Je suis le fil de cette liberté jusqu’à me perdre, je cherche à exacerber le vide bruyant de ma conscience de ne pas écrire, ou d’être sans écriture. Le lieu s’ouvre à lui-même dans sa quête et son désoeuvrement.
Au commencement, il n’y a pas de livre, pas l’ombre d’une page. Il y a un homme et son chaos, qu’il porte au dehors pour le voir dans le regard de l’autre. Il n’y a même pas d’écriture, seulement le flottement d’une sensation, d’une pensée suspendue, passage d’une lecture ou d’une idée. Au commencement, je n’avais rien à écrire mais il fallait que ça dure : échouer mieux. »
Paul Bélanger ajoute :
Le danger de se perdre est permanent, et sans cette perte ce sentiment de se perdre dans des choses, aucune avance n’est possible. Ce risque, le poète le prend chaque fois qu’il ouvre l’espace.
Je suis le fil qui conduit à mon absence comme si je marchais à l’apparition d’une voix. Que cette blessure trouve une biographie. Le vent pourrait tout emporter dans un seul passage, tant je suis pris par cette chute. Comme on dirait : tomber dans son œuvre. Impossible, d’autant, de vivre sans tout embrasser du présent. La parole ne vient pas à moins. J’affronte cette démesure monstrueuse avec ma solitude. Ce carré minuscule, tout à la fois fenêtre, porte, cadre – qui retient de la destruction.
Comme en une promenade dans un monde obscur, chaque pas s’accomplit à l’aveugle. Écrire est une plongée dans le noir. Tout se présente d’une façon incompréhensible, où l’on est dans une solitude absolue –comme avec sa mort. Rien ne s’arrache aux faits sans qu’on risque de se tromper, ou d’oublier. Qu’espère une telle vie, quelle curieuse alchimie nous lie au monde. À chaque moment, deux vies se côtoient, qui vont leur propre épopée. Nous traversons un espace limité, le centre, c’est nous, c’est là où l’on se trouve.

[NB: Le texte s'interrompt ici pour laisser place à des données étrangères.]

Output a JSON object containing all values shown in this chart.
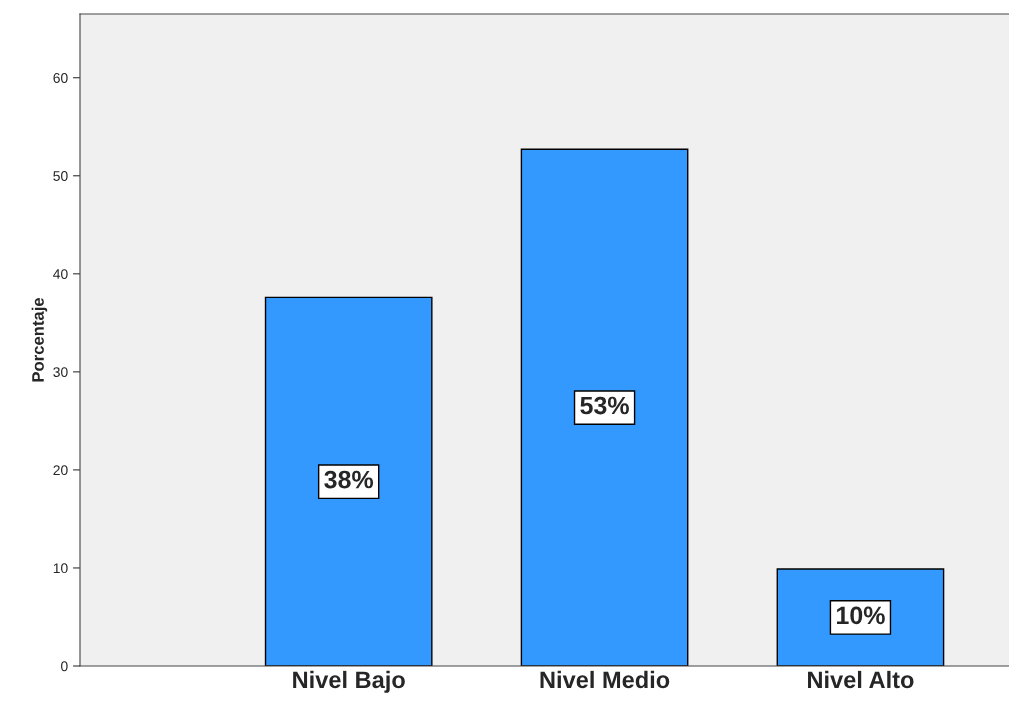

L’écriture m’aura appris que de tous les revers de l’expression, le créateur peut garder la tête haute par le risque qu’il entreprend. Il est dans sa noblesse, dans sa disparition – en route vers son oubli. Par l’écriture je me suis désappris et j’ai laissé l’imposteur au vestiaire, me donnant à ce métier, sans pour autant savoir ramer vers mon savoir.
Je poursuis cette attente.
Paul Bélanger
de Paul Bélanger: Je vois au loin.. et Une heure seul
Nous remercions Paul Bélanger de nous avoir confié ces deux poèmes extraits de Répit (2009) ainsi qu’un extrait des carnets *Le plus qu’incertain (2017), et les Éditions du Noroît de nous avoir aimablement autorisés à les reproduire dans la série des « Poètes du Québec – Voix du Nouveau Monde ».
Photographie: Normand Poiré
Illustrations de la video: gao xingjian: L’attente (2004); Jean Dubuffet: Le voyageur égaré (1950)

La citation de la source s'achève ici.